¿Me da usted permiso?

Así es como yo caminé por la vida durante mucho tiempo. Casi pidiendo perdón por concederme ciertos permisos: por descansar, por dormir hasta tarde, por tomar la decisión de no ir a una reunión familiar…

Cuando en mi formación como Coach escuché hablar de los permisos, se me encendió una luz roja de alerta. No me daba permiso nunca. Muy pocas veces.

¿El resultado? Una gran frustración. Irritabilidad. Victimismo. Insatisfacción. Síntomas físicos.

Continúo con ese trabajo de «concederme» un descanso, decidir que sí y que no. Porque la programación que tenemos como mujeres (y como madres más aún) es lo que funciona de forma subconsciente en muchas de nuestras decisiones.
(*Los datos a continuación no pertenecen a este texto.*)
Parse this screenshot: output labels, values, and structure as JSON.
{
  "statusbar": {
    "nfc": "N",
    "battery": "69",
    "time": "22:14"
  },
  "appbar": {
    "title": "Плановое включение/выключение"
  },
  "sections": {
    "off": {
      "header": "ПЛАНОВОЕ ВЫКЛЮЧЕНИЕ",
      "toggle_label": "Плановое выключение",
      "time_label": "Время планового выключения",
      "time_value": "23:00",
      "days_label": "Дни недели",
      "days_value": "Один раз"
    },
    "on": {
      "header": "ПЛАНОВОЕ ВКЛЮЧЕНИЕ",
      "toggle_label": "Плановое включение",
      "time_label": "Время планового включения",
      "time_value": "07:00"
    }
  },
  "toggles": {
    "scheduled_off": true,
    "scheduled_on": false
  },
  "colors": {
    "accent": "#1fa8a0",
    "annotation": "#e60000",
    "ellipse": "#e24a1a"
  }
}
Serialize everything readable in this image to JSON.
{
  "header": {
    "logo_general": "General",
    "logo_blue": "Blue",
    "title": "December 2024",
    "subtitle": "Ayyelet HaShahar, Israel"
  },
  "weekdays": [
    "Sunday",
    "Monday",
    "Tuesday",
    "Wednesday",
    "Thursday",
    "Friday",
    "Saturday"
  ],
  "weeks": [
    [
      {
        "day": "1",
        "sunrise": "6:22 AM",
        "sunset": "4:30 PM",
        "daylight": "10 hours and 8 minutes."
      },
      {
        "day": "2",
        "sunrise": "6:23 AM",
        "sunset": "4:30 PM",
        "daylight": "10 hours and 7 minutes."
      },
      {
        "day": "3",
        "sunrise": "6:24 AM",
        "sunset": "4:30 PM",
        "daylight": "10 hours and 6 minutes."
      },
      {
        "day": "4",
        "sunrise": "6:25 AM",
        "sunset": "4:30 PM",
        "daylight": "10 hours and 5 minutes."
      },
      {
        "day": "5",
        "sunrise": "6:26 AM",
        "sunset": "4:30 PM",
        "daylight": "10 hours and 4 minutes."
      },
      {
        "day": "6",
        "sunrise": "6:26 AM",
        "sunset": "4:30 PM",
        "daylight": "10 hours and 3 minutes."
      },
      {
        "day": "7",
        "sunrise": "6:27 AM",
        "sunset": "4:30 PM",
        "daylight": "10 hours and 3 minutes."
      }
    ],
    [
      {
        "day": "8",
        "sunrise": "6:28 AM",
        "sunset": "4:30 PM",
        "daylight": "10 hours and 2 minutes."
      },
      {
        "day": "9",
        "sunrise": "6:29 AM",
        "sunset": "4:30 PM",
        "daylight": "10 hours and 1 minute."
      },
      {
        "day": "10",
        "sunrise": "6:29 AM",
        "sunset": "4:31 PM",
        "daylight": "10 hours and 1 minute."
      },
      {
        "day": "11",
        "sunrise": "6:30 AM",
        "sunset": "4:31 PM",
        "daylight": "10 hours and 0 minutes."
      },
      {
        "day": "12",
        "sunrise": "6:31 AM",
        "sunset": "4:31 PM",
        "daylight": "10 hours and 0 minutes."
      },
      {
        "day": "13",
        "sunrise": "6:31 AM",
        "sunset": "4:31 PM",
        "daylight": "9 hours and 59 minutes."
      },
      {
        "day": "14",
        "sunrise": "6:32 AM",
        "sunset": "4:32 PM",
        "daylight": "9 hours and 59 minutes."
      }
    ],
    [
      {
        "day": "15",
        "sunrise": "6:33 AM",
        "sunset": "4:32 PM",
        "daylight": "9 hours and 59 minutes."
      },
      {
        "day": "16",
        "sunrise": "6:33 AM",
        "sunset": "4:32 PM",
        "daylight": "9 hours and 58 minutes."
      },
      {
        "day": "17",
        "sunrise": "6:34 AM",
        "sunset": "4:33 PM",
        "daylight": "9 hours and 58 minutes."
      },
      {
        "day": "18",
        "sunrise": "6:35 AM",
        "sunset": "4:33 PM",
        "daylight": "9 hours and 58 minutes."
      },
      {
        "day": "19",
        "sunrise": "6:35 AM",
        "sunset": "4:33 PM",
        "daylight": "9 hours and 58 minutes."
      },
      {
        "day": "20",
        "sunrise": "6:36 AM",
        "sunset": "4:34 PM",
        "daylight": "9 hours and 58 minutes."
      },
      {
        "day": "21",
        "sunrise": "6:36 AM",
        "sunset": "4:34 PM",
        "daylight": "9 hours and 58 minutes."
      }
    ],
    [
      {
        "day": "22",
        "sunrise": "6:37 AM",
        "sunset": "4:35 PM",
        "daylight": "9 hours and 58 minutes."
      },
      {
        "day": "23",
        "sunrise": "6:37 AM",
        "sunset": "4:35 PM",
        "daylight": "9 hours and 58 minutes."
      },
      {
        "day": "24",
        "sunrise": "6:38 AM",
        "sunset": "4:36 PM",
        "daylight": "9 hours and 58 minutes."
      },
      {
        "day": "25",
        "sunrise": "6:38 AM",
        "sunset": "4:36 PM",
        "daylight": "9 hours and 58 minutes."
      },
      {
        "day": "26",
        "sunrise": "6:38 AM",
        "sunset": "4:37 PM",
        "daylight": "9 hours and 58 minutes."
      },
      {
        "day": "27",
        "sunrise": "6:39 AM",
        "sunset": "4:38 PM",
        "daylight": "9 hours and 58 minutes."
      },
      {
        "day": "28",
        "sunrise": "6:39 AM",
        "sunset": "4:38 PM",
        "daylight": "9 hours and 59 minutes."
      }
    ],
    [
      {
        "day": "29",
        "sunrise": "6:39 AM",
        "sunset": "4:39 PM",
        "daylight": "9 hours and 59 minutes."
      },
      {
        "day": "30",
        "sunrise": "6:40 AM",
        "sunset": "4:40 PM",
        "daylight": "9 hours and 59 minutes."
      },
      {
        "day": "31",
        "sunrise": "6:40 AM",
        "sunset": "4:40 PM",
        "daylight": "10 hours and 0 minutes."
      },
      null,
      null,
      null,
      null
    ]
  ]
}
La pregunta que viene ahora es muy sencilla: ¿Qué permisos no te concedes?

Y la propuesta (la que te va a ayudar a salir de tu bloqueo en ese asunto) también lo es: escoge UN permiso que te vas a conceder esta semana. Apúntalo en la Agenda. Día, hora. Y luego evalúa cómo te sientes al llevarlo a cabo. También reflexiona qué es lo que piensas, si te sientes cómoda. O fuera de lugar. Como si estuvieras haciendo algo malo. Siendo egoísta. Siendo mala madre. Mala pareja. Mala amiga. Mala hija.

Si te sientes mal al darte permiso, sigue trabajando en ello. Porque la cuestión es que te lo mereces. Mereces cuidarte y ser cuidada.  Para que puedas tener buena energía. Suficiente energía.